(no title)
jvm | 3 years ago
1. Use some sort of instruction tuning to get the thing "good enough" that it gives decent results 75% of the time and the other 25% a human has to take over. 2. Use the actual usage data as training input. Punish bad behaviors and show the model what the human did to solve the problem. 3. Use this training loop to progressively have the model take over a larger % of the time.
…and I think if you can't get (1) good enough to be worth using it's going to be really hard to get the loop going.
huijzer|3 years ago
How does the model know when a human has to take over?
I think most extrapolations of current "AI" capabilities into future capabilities are fun and useful in some ways, but also doomed to fail.

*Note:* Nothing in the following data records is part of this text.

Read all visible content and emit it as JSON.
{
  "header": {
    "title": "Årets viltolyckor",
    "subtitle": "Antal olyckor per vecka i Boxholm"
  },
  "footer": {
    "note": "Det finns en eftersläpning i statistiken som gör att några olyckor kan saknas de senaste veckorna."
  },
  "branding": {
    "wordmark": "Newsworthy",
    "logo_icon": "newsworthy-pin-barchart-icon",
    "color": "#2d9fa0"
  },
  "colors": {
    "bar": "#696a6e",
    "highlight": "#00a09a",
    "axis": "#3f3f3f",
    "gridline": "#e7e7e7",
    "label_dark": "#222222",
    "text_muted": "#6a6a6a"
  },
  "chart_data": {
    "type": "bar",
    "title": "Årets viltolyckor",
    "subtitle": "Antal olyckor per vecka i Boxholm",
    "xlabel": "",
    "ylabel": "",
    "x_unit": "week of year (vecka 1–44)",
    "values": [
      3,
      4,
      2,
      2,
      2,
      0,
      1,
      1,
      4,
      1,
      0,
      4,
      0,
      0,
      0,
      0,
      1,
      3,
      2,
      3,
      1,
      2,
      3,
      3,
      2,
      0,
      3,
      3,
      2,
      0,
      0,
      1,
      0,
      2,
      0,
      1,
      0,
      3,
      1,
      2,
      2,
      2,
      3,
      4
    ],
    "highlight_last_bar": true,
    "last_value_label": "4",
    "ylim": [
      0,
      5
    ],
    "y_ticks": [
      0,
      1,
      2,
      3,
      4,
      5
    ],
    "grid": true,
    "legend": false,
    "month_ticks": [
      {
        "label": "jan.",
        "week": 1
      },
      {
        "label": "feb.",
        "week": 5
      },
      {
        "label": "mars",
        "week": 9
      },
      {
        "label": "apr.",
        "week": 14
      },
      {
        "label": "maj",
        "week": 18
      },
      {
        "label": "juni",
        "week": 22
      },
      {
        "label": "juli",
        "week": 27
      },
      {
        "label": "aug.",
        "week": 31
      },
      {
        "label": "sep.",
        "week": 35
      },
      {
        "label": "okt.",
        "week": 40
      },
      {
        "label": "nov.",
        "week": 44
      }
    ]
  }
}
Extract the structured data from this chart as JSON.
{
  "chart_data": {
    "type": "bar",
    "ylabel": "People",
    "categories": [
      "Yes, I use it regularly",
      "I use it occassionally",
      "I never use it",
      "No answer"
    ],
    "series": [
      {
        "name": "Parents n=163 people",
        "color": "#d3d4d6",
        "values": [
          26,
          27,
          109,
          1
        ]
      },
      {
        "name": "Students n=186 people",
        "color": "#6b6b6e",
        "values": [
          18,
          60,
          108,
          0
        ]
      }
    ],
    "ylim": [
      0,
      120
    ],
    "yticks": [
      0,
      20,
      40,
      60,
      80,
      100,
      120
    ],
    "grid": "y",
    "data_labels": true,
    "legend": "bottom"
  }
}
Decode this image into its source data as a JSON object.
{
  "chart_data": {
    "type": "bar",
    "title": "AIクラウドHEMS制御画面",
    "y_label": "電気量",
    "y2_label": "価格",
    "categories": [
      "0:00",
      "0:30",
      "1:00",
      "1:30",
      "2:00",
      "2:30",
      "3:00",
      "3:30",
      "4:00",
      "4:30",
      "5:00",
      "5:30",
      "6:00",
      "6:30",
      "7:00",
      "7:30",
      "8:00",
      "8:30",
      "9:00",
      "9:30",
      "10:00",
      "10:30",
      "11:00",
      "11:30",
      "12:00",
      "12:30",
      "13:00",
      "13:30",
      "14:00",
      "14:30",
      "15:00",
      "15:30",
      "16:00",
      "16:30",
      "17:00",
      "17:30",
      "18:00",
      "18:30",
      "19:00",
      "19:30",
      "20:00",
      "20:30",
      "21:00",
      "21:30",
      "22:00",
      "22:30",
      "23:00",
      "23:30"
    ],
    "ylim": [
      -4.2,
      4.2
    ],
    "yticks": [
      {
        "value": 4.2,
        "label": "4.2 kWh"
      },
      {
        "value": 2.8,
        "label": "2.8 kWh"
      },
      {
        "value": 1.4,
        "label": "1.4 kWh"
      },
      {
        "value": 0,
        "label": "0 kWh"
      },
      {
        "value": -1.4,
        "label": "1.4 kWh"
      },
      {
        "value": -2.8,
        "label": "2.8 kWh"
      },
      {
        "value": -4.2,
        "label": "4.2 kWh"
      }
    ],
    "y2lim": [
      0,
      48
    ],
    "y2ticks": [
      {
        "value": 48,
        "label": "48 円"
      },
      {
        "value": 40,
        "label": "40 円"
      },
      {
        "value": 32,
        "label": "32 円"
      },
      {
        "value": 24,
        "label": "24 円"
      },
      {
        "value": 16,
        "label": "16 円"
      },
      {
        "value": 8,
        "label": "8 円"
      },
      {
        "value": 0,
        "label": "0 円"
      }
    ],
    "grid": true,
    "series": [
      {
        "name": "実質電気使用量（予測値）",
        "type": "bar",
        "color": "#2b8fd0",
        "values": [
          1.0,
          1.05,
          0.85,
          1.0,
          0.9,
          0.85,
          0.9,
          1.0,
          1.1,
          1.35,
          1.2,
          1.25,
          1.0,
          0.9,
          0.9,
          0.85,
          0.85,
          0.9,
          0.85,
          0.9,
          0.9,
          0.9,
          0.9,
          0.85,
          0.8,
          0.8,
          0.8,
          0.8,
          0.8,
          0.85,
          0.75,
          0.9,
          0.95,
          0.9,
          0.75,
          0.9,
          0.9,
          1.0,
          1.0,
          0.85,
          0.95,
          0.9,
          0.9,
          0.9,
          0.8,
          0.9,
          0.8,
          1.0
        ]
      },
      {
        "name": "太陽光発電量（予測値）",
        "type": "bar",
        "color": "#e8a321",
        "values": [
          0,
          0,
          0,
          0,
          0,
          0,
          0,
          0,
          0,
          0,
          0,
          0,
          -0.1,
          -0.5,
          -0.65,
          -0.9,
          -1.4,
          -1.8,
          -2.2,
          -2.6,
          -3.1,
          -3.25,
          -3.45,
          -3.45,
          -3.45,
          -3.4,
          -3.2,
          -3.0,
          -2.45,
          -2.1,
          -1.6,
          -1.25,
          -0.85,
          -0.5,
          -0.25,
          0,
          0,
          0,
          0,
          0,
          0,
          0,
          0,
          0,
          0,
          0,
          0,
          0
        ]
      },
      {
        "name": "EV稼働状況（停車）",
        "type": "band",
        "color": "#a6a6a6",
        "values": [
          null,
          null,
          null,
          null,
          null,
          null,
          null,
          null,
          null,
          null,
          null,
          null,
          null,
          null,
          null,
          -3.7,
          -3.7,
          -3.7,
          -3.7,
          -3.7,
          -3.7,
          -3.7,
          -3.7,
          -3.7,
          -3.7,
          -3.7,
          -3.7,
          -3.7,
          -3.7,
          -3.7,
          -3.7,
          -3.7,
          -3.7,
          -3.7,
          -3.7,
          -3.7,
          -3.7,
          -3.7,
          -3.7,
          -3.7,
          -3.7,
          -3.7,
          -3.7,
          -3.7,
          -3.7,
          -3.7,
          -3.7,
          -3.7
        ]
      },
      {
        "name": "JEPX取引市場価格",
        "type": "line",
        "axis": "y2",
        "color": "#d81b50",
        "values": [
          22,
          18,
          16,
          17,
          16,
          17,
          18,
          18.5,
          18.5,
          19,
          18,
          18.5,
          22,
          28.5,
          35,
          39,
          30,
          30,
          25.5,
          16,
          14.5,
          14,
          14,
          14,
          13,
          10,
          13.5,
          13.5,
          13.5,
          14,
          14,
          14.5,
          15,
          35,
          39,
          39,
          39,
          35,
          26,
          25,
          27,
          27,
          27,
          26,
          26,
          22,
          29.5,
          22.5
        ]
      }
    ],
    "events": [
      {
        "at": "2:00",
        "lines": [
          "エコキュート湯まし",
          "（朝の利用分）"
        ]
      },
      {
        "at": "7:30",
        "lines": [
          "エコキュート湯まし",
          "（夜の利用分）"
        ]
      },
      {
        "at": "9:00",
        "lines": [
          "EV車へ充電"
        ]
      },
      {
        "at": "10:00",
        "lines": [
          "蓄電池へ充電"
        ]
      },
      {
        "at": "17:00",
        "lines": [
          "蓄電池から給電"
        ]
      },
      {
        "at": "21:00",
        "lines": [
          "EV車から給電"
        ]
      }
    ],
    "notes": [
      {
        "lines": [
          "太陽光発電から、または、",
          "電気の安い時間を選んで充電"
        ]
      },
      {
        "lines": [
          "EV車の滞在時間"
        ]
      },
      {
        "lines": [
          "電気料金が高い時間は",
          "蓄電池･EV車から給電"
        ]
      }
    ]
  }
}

It's very easy to miss a tiny detail which may in practice be a fundamental problem.
> Use the actual usage data as training input.
Given that those bigger state-of-the-art models train on terabytes of data, how would you know how much training data to generate to sufficiently change the output?
My understanding of "AI" is that it's mostly about some very complex models which are capable of solving previously unsolvable problems. However, those problems are always extremely specific. Going the other way of thinking of problems or future possibilities first and then applying "AI" to it is likely to fail.
notahacker|3 years ago
The challenge is when AI has to interpret questions about stuff which can be expressed in syntactically similar ways with very different or precisely opposite meanings so it's very confidently (and plausibly) wrong about stuff like price changes and tax, event timings, refunds etc.
twaw|3 years ago
For example, image generators are watched for NSFW content by a separate AI critic.
svnt|3 years ago
It’s incredibly easy, you ask “did this answer solve your issue?” and add a max_tries.
> … how do you know how much training data to generate …?
You don’t, you keep doing it until the results improve to meet your goals, or they stop short and you switch tactics.
TuringTest|3 years ago
There's no recourse to manual adjustment of system behavior by the user. Research articles should insist on including the user in the loop from the beginning.
svnt|3 years ago
The ones in business use absolutely are.